Huawei's Aviation & Rail Business Unit, for example, is working with customers and partners in Hohhot, Wuhan, Xi'an, Shenzhen, and Hongkong to explore the digital transformation of urban rail, railways, and airports. This has improved operational safety and efficiency, as well as user experience and satisfaction. The Shenzhen Airport has realized smart stand allocation with the support of cloud, big data, and AI, reducing airside transfer bus passenger flow by 2.6 million every year. The airport has become a global benchmark in digital transformation.
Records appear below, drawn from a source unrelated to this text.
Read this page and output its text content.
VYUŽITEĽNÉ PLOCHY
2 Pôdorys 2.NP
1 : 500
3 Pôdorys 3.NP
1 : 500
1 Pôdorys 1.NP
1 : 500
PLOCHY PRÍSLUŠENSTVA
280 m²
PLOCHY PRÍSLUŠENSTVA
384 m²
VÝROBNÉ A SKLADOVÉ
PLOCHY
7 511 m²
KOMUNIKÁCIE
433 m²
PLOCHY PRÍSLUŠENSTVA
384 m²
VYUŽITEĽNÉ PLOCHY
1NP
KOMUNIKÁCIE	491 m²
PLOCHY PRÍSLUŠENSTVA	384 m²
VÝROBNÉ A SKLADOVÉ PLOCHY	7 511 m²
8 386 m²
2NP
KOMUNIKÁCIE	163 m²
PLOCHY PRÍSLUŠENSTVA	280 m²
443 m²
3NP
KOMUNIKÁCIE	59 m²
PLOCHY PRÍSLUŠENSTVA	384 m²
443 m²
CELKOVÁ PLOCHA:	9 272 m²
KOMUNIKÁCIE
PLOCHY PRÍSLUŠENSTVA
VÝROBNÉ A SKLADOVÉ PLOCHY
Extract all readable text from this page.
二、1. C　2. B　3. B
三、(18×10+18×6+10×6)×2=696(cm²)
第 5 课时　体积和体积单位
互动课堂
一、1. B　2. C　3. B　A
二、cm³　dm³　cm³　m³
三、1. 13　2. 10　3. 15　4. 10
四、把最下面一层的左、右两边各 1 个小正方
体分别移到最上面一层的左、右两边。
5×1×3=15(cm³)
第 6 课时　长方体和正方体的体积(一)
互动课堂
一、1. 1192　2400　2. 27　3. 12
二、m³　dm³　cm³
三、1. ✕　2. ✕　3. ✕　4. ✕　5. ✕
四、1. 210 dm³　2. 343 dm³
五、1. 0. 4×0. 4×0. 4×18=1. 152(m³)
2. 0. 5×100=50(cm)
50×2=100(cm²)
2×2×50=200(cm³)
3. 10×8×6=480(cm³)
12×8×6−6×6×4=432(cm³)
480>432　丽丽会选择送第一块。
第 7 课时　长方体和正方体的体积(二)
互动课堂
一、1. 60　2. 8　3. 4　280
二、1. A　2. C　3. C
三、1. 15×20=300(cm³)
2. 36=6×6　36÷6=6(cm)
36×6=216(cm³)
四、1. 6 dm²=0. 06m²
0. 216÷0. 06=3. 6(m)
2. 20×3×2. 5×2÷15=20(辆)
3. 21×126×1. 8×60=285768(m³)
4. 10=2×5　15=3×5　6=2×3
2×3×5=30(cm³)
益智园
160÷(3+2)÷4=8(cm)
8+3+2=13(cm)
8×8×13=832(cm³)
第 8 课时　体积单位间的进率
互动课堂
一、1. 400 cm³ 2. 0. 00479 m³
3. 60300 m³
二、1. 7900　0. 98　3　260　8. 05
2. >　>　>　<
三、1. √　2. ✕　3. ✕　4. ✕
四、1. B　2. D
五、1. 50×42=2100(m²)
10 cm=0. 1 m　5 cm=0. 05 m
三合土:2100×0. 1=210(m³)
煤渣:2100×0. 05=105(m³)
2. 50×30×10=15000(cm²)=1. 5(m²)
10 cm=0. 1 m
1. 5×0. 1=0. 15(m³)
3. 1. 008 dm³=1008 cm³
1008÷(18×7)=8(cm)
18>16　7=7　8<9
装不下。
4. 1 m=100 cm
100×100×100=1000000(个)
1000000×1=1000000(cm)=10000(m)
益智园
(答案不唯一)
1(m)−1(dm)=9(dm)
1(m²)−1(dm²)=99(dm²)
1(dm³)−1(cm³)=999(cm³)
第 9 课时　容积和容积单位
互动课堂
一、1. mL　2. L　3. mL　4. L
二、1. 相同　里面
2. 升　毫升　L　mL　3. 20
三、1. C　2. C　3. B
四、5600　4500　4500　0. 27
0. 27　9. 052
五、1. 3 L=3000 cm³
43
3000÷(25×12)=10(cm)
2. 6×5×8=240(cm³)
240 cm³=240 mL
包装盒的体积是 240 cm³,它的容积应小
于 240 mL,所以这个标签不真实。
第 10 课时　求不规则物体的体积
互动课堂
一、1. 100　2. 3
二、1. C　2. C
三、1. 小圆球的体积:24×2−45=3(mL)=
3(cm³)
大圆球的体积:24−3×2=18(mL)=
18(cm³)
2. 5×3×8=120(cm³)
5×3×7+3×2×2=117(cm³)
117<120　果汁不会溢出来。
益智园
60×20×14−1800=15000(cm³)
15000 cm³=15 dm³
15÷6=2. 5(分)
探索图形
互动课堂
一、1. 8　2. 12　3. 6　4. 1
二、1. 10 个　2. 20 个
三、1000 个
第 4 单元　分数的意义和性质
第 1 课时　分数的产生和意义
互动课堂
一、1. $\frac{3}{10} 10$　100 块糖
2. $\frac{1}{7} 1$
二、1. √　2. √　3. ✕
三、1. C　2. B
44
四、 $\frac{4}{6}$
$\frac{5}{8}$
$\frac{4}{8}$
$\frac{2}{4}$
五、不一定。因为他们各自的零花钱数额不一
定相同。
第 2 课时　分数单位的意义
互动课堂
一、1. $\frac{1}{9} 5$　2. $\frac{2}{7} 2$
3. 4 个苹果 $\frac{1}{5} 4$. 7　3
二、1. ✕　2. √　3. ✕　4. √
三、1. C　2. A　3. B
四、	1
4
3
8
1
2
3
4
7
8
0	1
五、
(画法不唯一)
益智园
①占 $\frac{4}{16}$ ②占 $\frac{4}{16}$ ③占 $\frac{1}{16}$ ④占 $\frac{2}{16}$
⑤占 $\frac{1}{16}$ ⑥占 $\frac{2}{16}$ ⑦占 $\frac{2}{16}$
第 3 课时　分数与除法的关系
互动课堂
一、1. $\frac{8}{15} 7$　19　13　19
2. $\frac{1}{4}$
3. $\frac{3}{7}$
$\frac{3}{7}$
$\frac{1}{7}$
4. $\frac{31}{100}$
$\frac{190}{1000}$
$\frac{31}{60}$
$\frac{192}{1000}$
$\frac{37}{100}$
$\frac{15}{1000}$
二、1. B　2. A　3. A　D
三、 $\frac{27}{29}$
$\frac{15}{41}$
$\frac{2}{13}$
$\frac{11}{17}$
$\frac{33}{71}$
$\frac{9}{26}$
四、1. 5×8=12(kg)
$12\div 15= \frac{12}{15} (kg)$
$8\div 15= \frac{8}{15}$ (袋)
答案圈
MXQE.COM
"AI for Science" is another initiative that will be able to greatly empower scientific computing. One example of this in action is the Pangu meteorology model we developed using a new 3D transformer-based coding architecture for geographic information and a hierarchical time-domain aggregation method. With a prior knowledge of global meteorological phenomena, the Pangu model uses more accurate and efficient learning and reasoning to replace time series solutions of hyperscale partial differential equations using traditional scientific computing methods. The Pangu model can produce 1-hour to 7-day weather forecasts in just a few seconds, and its results are 20% more accurate than forecasts from the European Centre for Medium-Range Weather Forecasts.
AI can also support software programming. In addition to using AI to do traditional retrieval and recommendation in a large amount of existing code, Huawei is developing new model-driven and formal methods. This is especially important for large-scale parallel processing, where many tasks are intertwined and correlated. Huawei has developed a new approach called Vsync which realizes automatic verification and concurrent code optimization of operating system kernels, and improves performance without undermining reliability. The Linux Community once discovered a difficult memory barrier bug which took community experts more than two years to fix. With Huawei's Vsync method, however, it would have taken just 20 minutes to discover and fix the bug.
We have also been studying new computing models for automated theorem proving. Topos theory, for example, can be used to research category proving, congruence reasoning systems, and automated theorem derivation to improve the automation level of theorem provers. In doing this, we want to solve state explosion and automatic model abstraction problems and improve formal verification capabilities.
Finally, we are also exploring advanced computing components. We can use the remainder theorem to address conversion efficiency and overflow problems in real-world applications. We hope to implement basic addition and multiplication functions in chips and software to improve the efficiency of intelligent computing.
As we move towards the intelligent world, networks and computing are two key cornerstones that underpin our shift from narrow AI towards general-purpose AI and super AI. To get there, we will need to take three key steps. First, we will need to develop AI theories and technologies, as well as related ethics and governance, so that we can deliver ubiquitous intelligent connectivity and drive social progress. Second, we will need to continue pushing our cognitive limits to improve our ability to understand and control intelligence. Finally, we need to define the right goals and use the right approaches to guide AI development in a way that truly helps overcome human limitations, improve lives, create matter, control energy, and transcend time and space. This is how we will succeed in our adventure into the future.